Alexis (14, first year of the Dual Diploma program) had to submit a final English project: a narrated 10-slide PowerPoint exported as a 2–3 minute video, with a detailed rubric covering content, aesthetics, and pronunciation. The goal: a deliverable that looks like a teenager's work but polished, with clean B1/B2 English.

What was built

  • A .pptx with 10 slides, "blue & coral" style, alternating backgrounds to avoid monotony
  • Title, About, Why Dual Diploma (personal story), 5 characteristics, advice in 4 cards, sources
  • 7 native image placeholders (generated PNGs) with visual cues — "Replace image" works natively in Google Slides
  • A PDF export of the deck + a narration script calibrated at 497 words / ~3:00 at 165 wpm, with breathing marks, split slide by slide

What was tricky / unexpected

  • First version: dashed rectangles as placeholders → Google Slides doesn't recognize them as images. Fix: real PNGs (dashed circle + text) inserted via addImage() → native behavior restored without changing the look.
  • Visual QA was essential: a decorative dot sitting on top of the "T" in the title, a circle overlapping a badge — flaws only visible after the PDF→JPG conversion.
  • Text/time calibration: hitting 3 min means 165 wpm, and word distribution follows the complexity of each slide.

Stack

Node.js, pptxgenjs 4.0.1, sharp (PNG via SVG), LibreOffice headless + pdftoppm for iterative visual QA (pptx → pdf → jpg per slide).
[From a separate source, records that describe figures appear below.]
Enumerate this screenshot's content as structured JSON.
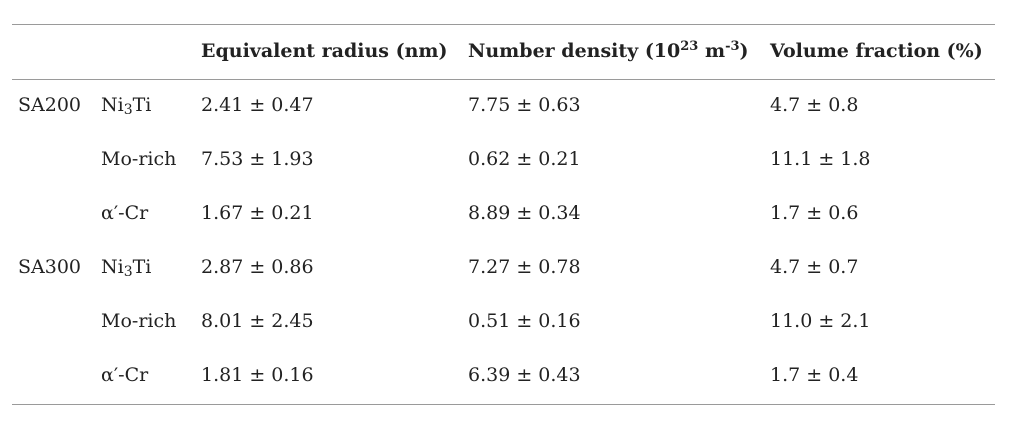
{
  "table": {
    "headers": [
      {
        "parts": [
          {
            "text": "Equivalent radius (nm)"
          }
        ]
      },
      {
        "parts": [
          {
            "text": "Number density (10"
          },
          {
            "text": "23",
            "sup": true
          },
          {
            "text": " m"
          },
          {
            "text": "-3",
            "sup": true
          },
          {
            "text": ")"
          }
        ]
      },
      {
        "parts": [
          {
            "text": "Volume fraction (%)"
          }
        ]
      }
    ],
    "groups": [
      {
        "sample": "SA200",
        "rows": [
          {
            "phase": [
              {
                "text": "Ni"
              },
              {
                "text": "3",
                "sub": true
              },
              {
                "text": "Ti"
              }
            ],
            "values": [
              "2.41 ± 0.47",
              "7.75 ± 0.63",
              "4.7 ± 0.8"
            ]
          },
          {
            "phase": [
              {
                "text": "Mo-rich"
              }
            ],
            "values": [
              "7.53 ± 1.93",
              "0.62 ± 0.21",
              "11.1 ± 1.8"
            ]
          },
          {
            "phase": [
              {
                "text": "α′-Cr"
              }
            ],
            "values": [
              "1.67 ± 0.21",
              "8.89 ± 0.34",
              "1.7 ± 0.6"
            ]
          }
        ]
      },
      {
        "sample": "SA300",
        "rows": [
          {
            "phase": [
              {
                "text": "Ni"
              },
              {
                "text": "3",
                "sub": true
              },
              {
                "text": "Ti"
              }
            ],
            "values": [
              "2.87 ± 0.86",
              "7.27 ± 0.78",
              "4.7 ± 0.7"
            ]
          },
          {
            "phase": [
              {
                "text": "Mo-rich"
              }
            ],
            "values": [
              "8.01 ± 2.45",
              "0.51 ± 0.16",
              "11.0 ± 2.1"
            ]
          },
          {
            "phase": [
              {
                "text": "α′-Cr"
              }
            ],
            "values": [
              "1.81 ± 0.16",
              "6.39 ± 0.43",
              "1.7 ± 0.4"
            ]
          }
        ]
      }
    ]
  }
}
Markdown for the script.

What this illustrates

Iterative workflow with visual QA at each step: generate, convert to images, check slide by slide, fix, loop. And a case where you have to adapt the output format to the constraints of the downstream tool (Google Slides) without changing the final look. Precise text calibration (words/minute/slide) rather than eyeballing it.